As mentioned earlier, the incidence of heart failure in the population will increase partly due to life-prolonging therapeutic interventions. There is indeed a decreasing trend in mortality, risk of sudden death and hospitalization reported in the randomized studies.21 However, the decrease in relative risk must be seen in perspective of the substantial residual risk in the intervention groups. Despite current treatments, patients with heart failure still have a risk of disease progression, hospitalizations and death. This is the residual risk, which varies between different heart failure phenotypes (Figure 2 & Table 1).
Overall, the residual risks of mortality and heart failure are greater in patients with HFrEF (heart failure with reduced ejection fraction, LVEF < 40%) than patients with a higher ejection fraction (> 40% for the studies marked 'HFpEF' in the figure – NB: a normal LVEF is >50%).

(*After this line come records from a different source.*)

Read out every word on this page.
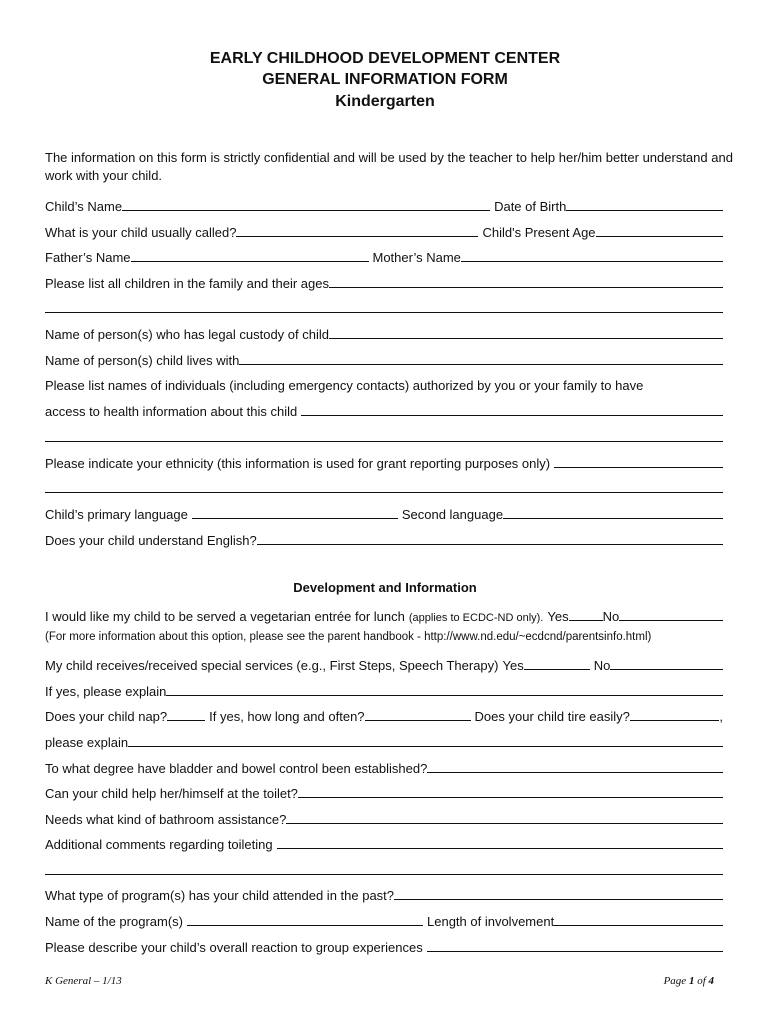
EARLY CHILDHOOD DEVELOPMENT CENTER
GENERAL INFORMATION FORM
Kindergarten
The information on this form is strictly confidential and will be used by the teacher to help her/him better understand and work with your child.
Child’s Name	Date of Birth
What is your child usually called?	Child's Present Age
Father’s Name	Mother’s Name
Please list all children in the family and their ages
Name of person(s) who has legal custody of child
Name of person(s) child lives with
Please list names of individuals (including emergency contacts) authorized by you or your family to have
access to health information about this child
Please indicate your ethnicity (this information is used for grant reporting purposes only)
Child’s primary language	Second language
Does your child understand English?
Development and Information
I would like my child to be served a vegetarian entrée for lunch (applies to ECDC-ND only). Yes	No
(For more information about this option, please see the parent handbook - http://www.nd.edu/~ecdcnd/parentsinfo.html)
My child receives/received special services (e.g., First Steps, Speech Therapy) Yes	No
If yes, please explain
Does your child nap?	If yes, how long and often?	Does your child tire easily?	,
please explain
To what degree have bladder and bowel control been established?
Can your child help her/himself at the toilet?
Needs what kind of bathroom assistance?
Additional comments regarding toileting
What type of program(s) has your child attended in the past?
Name of the program(s)	Length of involvement
Please describe your child’s overall reaction to group experiences
K General – 1/13	Page 1 of 4
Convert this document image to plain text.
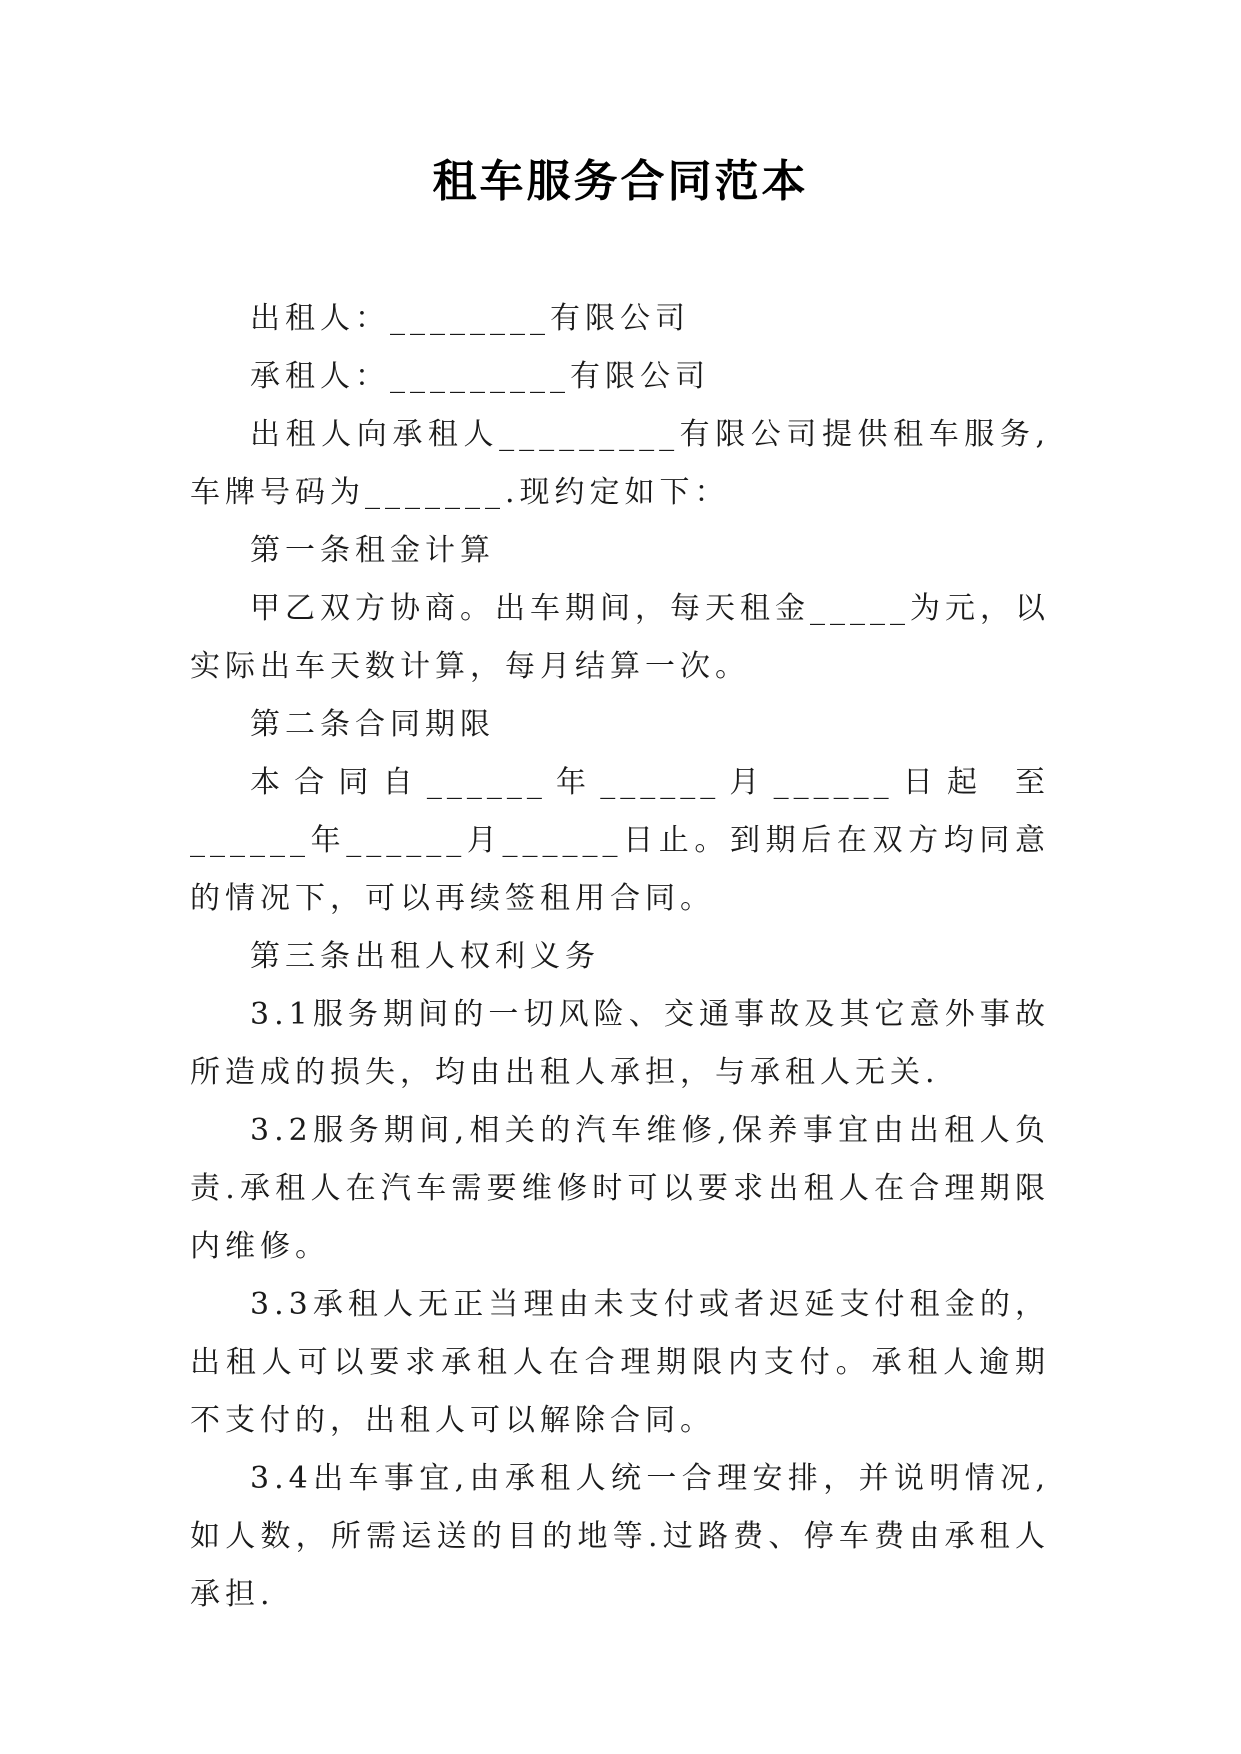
租车服务合同范本

出租人：________有限公司

承租人：_________有限公司

出租人向承租人_________有限公司提供租车服务,车牌号码为_______.现约定如下：

第一条租金计算

甲乙双方协商。出车期间，每天租金_____为元，以实际出车天数计算，每月结算一次。

第二条合同期限

本合同自______年______月______日起 至______年______月______日止。到期后在双方均同意的情况下，可以再续签租用合同。

第三条出租人权利义务

3.1服务期间的一切风险、交通事故及其它意外事故所造成的损失，均由出租人承担，与承租人无关.

3.2服务期间,相关的汽车维修,保养事宜由出租人负责.承租人在汽车需要维修时可以要求出租人在合理期限内维修。

3.3承租人无正当理由未支付或者迟延支付租金的，出租人可以要求承租人在合理期限内支付。承租人逾期不支付的，出租人可以解除合同。

3.4出车事宜,由承租人统一合理安排，并说明情况,如人数，所需运送的目的地等.过路费、停车费由承租人承担.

In studies that specifically included patients with a high risk of recurrent heart failure after initial admission, the so-called 'transition patients', there remains a very high residual risk of both mortality and rehospitalization.
Integrated care for the multimorbid complex patient becomes the challenge, not progress in one specific domain. Costs of individual interventions (medication or devices) will only prove to be more cost-efficient if they succeed in keeping the patient out of the hospital for longer, because as mentioned, admissions are responsible for more than half of the direct total costs of heart failure care.12 Indirectly, the number of days spent outside the hospital is also a parameter for quality of life for patients with chronic heart failure. The costs of any new therapeutic interventions, rather than increased survival, will therefore drive the costs of heart failure care in the future.